Kerugian dari Jenis Jaringan WAN seperti biaya operasional yang dibutuhkan menjadi lebih banyak, sangat rentan terhadap bahaya pencurian data-data penting, perawatan untuk jaringan WAN menjadi lebih berat.
***


Internet

  Internet merupakan jaringan komputer yang global atau mendunia. Karena Internet merupakan jaringan-jaringan komputer yang terhubung secara mendunia, sehingga komunikasi dan transfer data atau file menjadi lebih mudah. Internet bisa dikatakan perpaduan antara berbagai Jenis Jaringan Komputer beserta Topologi dan Tipe Jaringan yang saling berhubungan satu sama lain.

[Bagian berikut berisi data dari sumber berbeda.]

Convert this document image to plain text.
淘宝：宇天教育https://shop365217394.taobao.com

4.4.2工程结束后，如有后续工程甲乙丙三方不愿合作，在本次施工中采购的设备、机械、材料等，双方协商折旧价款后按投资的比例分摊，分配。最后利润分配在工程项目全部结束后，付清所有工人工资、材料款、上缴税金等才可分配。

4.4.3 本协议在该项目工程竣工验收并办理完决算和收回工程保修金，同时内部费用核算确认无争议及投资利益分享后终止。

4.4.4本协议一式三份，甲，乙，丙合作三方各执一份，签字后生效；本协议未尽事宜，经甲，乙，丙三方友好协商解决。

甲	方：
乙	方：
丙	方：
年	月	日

Keuntungan dari Jenis Jaringan Internet diantaranya adalah komunikasi dan berbagi sumber daya dari satu jaringan ke jaringan yang lain menjadi lebih mudah, penyebaran ilmu pengetahuan menjadi lebih pesat, penyampaian informasi menjadi lebih cepat dan mudah, dan menjadi ladang untuk memperoleh penghasilan


Kerugian dari Jenis Jaringan Internet diantaranya adalah kejahatan dunia maya atau cyber criminal menjadi luas, pornografi menjadi semakin luas, transaksi barang-barang ilegal seperti narkoba menjadi marak, dan juga dapat menimbulkan fitnah karena penyampaian informasi yang salah.
 ***




Wireless (Tanpa Kabel)

Wireless merupakan Jenis Jaringan Komputer yang menggunakan media transmisi data tanpa menggunakan kabel. Media yang digunakan seperti gelombang radio, inframerah, bluetooth, dan microwave. Wireless bisa difungsikan kedalam jaringan LAN, MAN, maupun WAN. Wireless ditujukan untuk kebutuhan mobilitas yang tinggi.

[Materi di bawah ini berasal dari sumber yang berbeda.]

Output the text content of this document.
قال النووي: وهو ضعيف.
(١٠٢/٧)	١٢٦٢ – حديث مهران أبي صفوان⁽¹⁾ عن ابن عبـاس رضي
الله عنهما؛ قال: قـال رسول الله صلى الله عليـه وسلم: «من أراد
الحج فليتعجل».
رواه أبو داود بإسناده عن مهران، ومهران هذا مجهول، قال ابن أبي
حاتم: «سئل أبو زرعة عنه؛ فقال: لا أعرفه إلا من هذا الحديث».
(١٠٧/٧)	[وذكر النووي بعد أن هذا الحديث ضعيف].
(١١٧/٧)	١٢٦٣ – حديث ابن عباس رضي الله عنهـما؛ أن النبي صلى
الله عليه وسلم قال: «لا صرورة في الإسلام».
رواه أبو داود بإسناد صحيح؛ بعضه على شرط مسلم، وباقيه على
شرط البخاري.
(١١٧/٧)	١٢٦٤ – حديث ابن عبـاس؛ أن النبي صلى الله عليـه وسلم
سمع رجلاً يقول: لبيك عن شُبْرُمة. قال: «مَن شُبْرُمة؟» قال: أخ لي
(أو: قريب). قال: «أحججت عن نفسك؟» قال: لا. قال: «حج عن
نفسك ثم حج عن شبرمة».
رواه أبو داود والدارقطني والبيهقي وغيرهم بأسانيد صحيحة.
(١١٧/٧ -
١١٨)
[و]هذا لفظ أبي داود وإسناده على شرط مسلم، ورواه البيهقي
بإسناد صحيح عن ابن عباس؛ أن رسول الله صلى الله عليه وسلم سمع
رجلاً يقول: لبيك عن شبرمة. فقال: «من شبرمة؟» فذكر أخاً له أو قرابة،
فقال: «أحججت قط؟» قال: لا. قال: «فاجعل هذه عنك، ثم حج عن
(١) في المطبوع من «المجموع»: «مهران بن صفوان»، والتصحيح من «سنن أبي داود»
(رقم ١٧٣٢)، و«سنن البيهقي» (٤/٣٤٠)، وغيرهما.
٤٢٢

Keuntungan Jenis Jaringan Wireless seperti kenyamanan untuk terhubung ke jaringan tanpa dibatasi oleh kabel, lebih ke arah pengguna yang memerlukan mobilitas yang tinggi, dan tidak terlalu memerlukan kabel jaringan.


Kerugian Jenis Jaringan Wireless seperti transmisi data kepada para pengguna yang lebih lambat dari penggunaan jaringan dengan kabel, memerlukan keamanan yang ketat karena orang yang berada di luar jaringan bisa menerobos ke dalam jaringan Wireless.